Le chemin de la scission : le résultat irréversible des élections

 

La désintégration de la fédération n’était pas inévitable, mais après les élections législatives de juin 1992, elle est devenue le scénario le plus probable. Dans la partie tchèque de la fédération, le parti de droite ODS, dirigé par Václav Klaus, a remporté une victoire écrasante. Klaus prônait soit une fédération fonctionnelle et centralisée, soit une scission nette. Il rejetait tout modèle de confédération lente, inefficace et „semi-fonctionnelle“ comme un suicide économique. En Slovaquie, à l’inverse, le HZDS, dirigé par Vladimír Mečiar, a triomphé avec un programme de souveraineté slovaque, d’un „siège propre“ dans les organisations internationales et d’une autonomie maximale, ce qui équivalait en substance à l’indépendance.

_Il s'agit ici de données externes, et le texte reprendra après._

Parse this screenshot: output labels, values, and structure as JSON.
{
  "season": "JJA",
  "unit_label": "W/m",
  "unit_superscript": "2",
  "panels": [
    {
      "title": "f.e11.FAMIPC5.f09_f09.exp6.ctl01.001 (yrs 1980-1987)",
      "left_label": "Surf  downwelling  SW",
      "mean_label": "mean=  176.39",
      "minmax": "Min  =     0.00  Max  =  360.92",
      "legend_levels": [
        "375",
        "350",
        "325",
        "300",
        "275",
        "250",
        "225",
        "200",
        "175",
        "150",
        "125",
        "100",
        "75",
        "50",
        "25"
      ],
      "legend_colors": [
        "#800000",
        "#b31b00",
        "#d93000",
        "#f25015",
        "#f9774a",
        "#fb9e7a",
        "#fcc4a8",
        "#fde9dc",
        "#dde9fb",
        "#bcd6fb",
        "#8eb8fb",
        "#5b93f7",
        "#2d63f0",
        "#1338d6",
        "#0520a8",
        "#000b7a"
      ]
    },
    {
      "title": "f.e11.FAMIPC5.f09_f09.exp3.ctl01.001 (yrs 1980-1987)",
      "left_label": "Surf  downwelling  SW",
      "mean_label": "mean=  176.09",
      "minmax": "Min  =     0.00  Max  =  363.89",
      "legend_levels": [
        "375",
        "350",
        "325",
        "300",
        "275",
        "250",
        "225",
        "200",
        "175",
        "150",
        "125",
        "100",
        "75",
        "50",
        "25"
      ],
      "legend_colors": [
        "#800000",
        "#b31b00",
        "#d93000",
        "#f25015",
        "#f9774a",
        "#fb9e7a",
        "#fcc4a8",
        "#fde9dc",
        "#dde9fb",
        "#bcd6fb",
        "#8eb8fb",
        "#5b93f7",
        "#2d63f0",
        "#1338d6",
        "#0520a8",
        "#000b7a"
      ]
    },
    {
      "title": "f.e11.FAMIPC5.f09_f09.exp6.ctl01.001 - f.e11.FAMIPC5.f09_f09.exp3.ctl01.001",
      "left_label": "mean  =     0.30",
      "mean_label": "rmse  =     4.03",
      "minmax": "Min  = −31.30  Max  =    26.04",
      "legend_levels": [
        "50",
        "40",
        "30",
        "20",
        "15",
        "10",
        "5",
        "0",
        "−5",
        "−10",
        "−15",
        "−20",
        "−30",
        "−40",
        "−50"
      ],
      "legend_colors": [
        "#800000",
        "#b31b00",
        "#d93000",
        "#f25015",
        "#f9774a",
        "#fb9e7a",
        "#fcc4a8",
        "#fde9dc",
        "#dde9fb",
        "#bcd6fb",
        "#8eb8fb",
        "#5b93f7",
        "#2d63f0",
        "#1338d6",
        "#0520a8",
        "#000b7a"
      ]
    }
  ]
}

Les vainqueurs des élections, Klaus et Mečiar, étaient des hommes aux visions et aux programmes radicalement différents. Leur rencontre dans la villa Tugendhat à Brno en août 1992 n’avait pas pour but de sauver la Tchécoslovaquie, mais de trouver la manière la plus civilisée de la faire disparaître. De leurs négociations est né un accord clair : l’État commun prendrait fin. La question restait de savoir comment répartir équitablement et efficacement tout ce que des générations de Tchèques et de Slovaques avaient construit ensemble pendant des décennies.


 

Le grand bilan : deux piliers de la division des biens

 

Les politiciens et les experts des deux côtés étaient conscients que se quereller pour chaque morceau de propriété pouvait entraîner une escalade des tensions et un chaos économique. Ils se sont donc mis d’accord sur deux principes fondamentaux et élégamment simples, qui sont devenus l’épine dorsale de l’ensemble du processus.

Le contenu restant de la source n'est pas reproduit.